- Born: 1969 (age 56–57) Baghdad, Iraq
- Occupations: Socialite, party hostess, writer
- Spouse(s): Sami Sindi (1991–2005) Makram Abboud (2012–present)

= Rena Kirdar =

Iraqi socialite

Rena Kirdar (born 1969) is an Iraqi socialite.

== Biography ==
Kirdar was born in Baghdad, June 1968. She spent part of her childhood in the Middle East. Her father, Iraqi Turkmen billionaire Nemir A. Kirdar, founded the merchant bank Investcorp in the 1980s, which later acquired Gucci, Tiffany & Co. and Saks Fifth Avenue.

Kirdar completed an undergraduate degree in Philosophy, Politics and Economics at the University of Oxford, later earning a master's degree in international affairs from Columbia University and an MBA from Cambridge Judge Business School.
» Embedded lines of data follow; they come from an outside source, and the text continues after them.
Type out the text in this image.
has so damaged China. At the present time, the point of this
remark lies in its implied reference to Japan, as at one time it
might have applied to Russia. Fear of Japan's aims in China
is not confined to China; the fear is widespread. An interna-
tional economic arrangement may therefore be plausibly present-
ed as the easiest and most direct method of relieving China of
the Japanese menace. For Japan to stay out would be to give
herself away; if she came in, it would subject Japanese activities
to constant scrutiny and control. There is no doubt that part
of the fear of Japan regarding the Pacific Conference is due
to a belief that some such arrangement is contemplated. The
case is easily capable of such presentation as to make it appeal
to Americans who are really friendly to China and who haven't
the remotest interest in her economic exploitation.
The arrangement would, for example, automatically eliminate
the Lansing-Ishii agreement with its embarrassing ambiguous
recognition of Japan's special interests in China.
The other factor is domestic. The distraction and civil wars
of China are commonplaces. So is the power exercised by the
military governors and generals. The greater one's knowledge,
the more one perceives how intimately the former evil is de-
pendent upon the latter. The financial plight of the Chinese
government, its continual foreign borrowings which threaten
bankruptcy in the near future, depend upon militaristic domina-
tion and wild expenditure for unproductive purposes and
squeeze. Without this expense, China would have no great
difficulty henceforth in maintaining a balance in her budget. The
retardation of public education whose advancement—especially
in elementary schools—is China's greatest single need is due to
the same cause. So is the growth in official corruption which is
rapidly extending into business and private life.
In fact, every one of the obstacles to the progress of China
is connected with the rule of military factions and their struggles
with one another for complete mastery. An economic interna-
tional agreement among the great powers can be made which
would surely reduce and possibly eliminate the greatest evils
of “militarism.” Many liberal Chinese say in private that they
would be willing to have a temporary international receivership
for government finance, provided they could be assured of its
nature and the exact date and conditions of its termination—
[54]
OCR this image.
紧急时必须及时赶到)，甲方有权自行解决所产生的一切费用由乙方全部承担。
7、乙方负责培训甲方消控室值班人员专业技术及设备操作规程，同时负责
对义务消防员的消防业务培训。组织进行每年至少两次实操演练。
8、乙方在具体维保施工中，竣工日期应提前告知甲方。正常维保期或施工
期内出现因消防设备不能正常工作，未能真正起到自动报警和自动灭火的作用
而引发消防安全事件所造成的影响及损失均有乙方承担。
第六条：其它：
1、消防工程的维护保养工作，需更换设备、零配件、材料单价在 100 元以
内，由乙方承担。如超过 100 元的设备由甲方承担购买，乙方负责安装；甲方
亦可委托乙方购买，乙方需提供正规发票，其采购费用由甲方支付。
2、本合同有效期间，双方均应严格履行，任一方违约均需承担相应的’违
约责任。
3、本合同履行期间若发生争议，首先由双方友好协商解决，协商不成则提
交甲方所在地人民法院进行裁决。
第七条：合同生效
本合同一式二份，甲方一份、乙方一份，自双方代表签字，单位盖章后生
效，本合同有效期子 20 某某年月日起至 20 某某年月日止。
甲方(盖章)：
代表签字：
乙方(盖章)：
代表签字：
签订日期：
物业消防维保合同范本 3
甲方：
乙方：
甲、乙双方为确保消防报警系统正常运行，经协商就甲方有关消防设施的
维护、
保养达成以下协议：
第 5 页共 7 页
She moved from London to New York City in 1991, and purchased Sean Combs' townhouse on Park Avenue.

As a member of the Manhattan social scene, Kirdar threw "some of the most lavish and unforgettable costume parties" of the 1990s, including Sloan-Kettering's Valentine's Day Ball, New York City Ballet's Dance with the Dancers Gala, and events for the Boys' Club of New York, Saks Fifth Avenue, and Bruno Magli. In 2002, she published Be My Guest, a detailed photographic diary of her most successful themed events, with tips on invitations, table settings, recipes, cocktails, decorations, and music.

== Personal life ==
Rena married Saudi businessman Sami Sindi in 1991, and they had two daughters. They divorced in 2005 and Kirdar moved back to London. She married Lebanese financier Makram Abboud in London in June 2012.